$M$ is not a $\sigma$-algebra, but a set of all possible messages. All three spaces: key space $K$, the message space $M$ and the ciphertext space $C$ are simply sets of all binary sequences of constant lengths $b_k$, $b_m$, $b_c$.
$$K=\underbrace{\{0,1\}\times...\times\{0,1\}}_{k}=\{0,1\}^{b_k}$$
$$M=\{0,1\}^{b_m}$$
$$C=\{0,1\}^{b_c}$$
E.g., for $b_k=2$, $K=\{00,01,10,11\}$.
Key $k$ is uniformly distributed draw from $K$. Continuing in the example above
$$P(k=00)=P(k=01)=P(k=10)=P(k=11)=\frac{1}{2^{b_k}}=0.25$$
Perfect security
The idea behind perfect security is that you should not learn anything by seeing the ciphertext. Note, encryption is a bijection, given a key. You fix the message and change keys, then the encryption produces ciphertexts from ciphertext space equally likely.
A typical example is one-time pad (OTP) of size $2$. You have the same key space as before. We want to send a message $m=01$. The OTP encryption is done with exclusive OR, $x=m\oplus k$.

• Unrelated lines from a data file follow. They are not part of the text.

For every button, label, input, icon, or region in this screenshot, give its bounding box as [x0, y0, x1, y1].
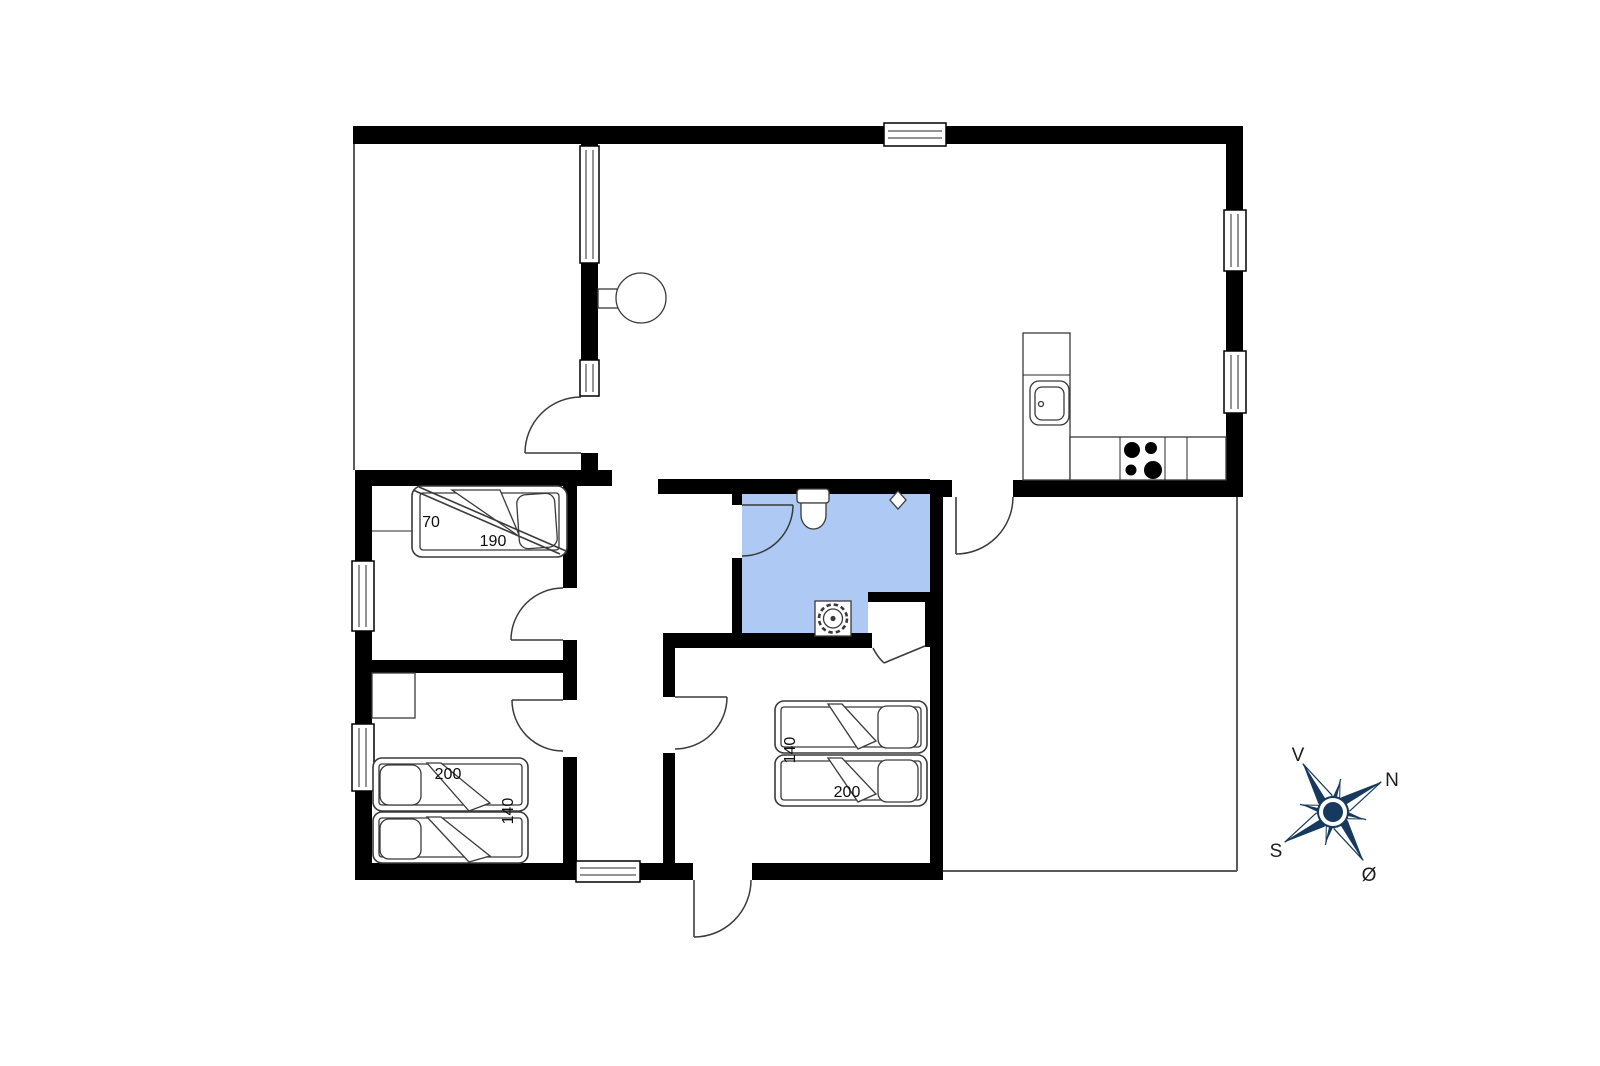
- wall-segment: [732, 558, 742, 645]
- wall-segment: [563, 757, 577, 863]
- dimension-label: 70: [422, 514, 440, 531]
- floorplan-page: 70 190 200 140: [0, 0, 1600, 1066]
- dimension-label: 140: [500, 798, 517, 825]
- left-bedroom: 200 140: [372, 673, 528, 863]
- wall-segment: [732, 483, 742, 505]
- compass-label-north: N: [1385, 770, 1399, 791]
- wall-segment: [930, 483, 943, 873]
- wall-segment: [1013, 480, 1243, 497]
- dimension-label: 190: [480, 533, 507, 550]
- compass-rose: V N S Ø: [1254, 733, 1411, 890]
- window-east-lower: [1224, 351, 1246, 413]
- door-left-bedroom: [512, 700, 563, 751]
- floor-drain-icon: [815, 601, 851, 636]
- window-east-upper: [1224, 210, 1246, 271]
- window-terrace-wall-upper: [580, 146, 599, 263]
- wall-segment: [355, 660, 577, 673]
- wall-segment: [663, 753, 675, 863]
- sink-icon: [1030, 381, 1069, 425]
- wall-segment: [1226, 126, 1243, 497]
- window-south-wall: [576, 861, 640, 882]
- dimension-label: 200: [834, 784, 861, 801]
- door-bunk-bedroom: [511, 588, 563, 640]
- compass-label-west: V: [1292, 745, 1305, 766]
- door-entrance: [694, 880, 751, 937]
- door-terrace-room: [525, 397, 581, 453]
- compass-star: [1254, 733, 1411, 890]
- door-kitchen-terrace: [956, 497, 1013, 554]
- wall-segment: [355, 470, 372, 880]
- window-west-bunkroom: [352, 561, 374, 631]
- dimension-label: 140: [782, 737, 799, 764]
- bunk-bedroom: 70 190: [372, 486, 567, 557]
- wall-segment: [868, 592, 935, 602]
- door-closet: [873, 646, 925, 663]
- wall-segment: [925, 592, 935, 647]
- compass-label-east: Ø: [1362, 865, 1377, 886]
- kitchen-counter: [1023, 333, 1226, 480]
- floorplan-canvas: 70 190 200 140: [0, 0, 1600, 1066]
- compass-label-south: S: [1270, 841, 1283, 862]
- door-mid-bedroom: [675, 697, 727, 749]
- wall-segment: [353, 126, 1243, 144]
- dimension-label: 200: [435, 766, 462, 783]
- wall-segment: [752, 863, 943, 880]
- wall-segment: [658, 479, 930, 494]
- closet: [372, 673, 415, 718]
- wall-segment: [581, 453, 598, 472]
- wood-stove-icon: [598, 273, 666, 323]
- window-west-bedroom: [352, 724, 374, 791]
- wall-segment: [581, 261, 598, 362]
- mid-bedroom: 140 200: [775, 701, 927, 806]
- wall-segment: [663, 637, 675, 697]
- window-terrace-wall-lower: [580, 360, 599, 396]
- wall-segment: [355, 863, 693, 880]
- window-top-wall: [884, 123, 946, 146]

For our message, all ciphertexts are equally likely.
$$01\oplus00=01$$
$$01\oplus01=00$$
$$01\oplus10=11$$
$$01\oplus11=10$$
The same work the other way around, when we fix the key and iterate messages. This means we have the perfect security - by seeing the ciphertext, we learn nothing about the message, all messages are equally likely! Remember, never reuse key in OTP!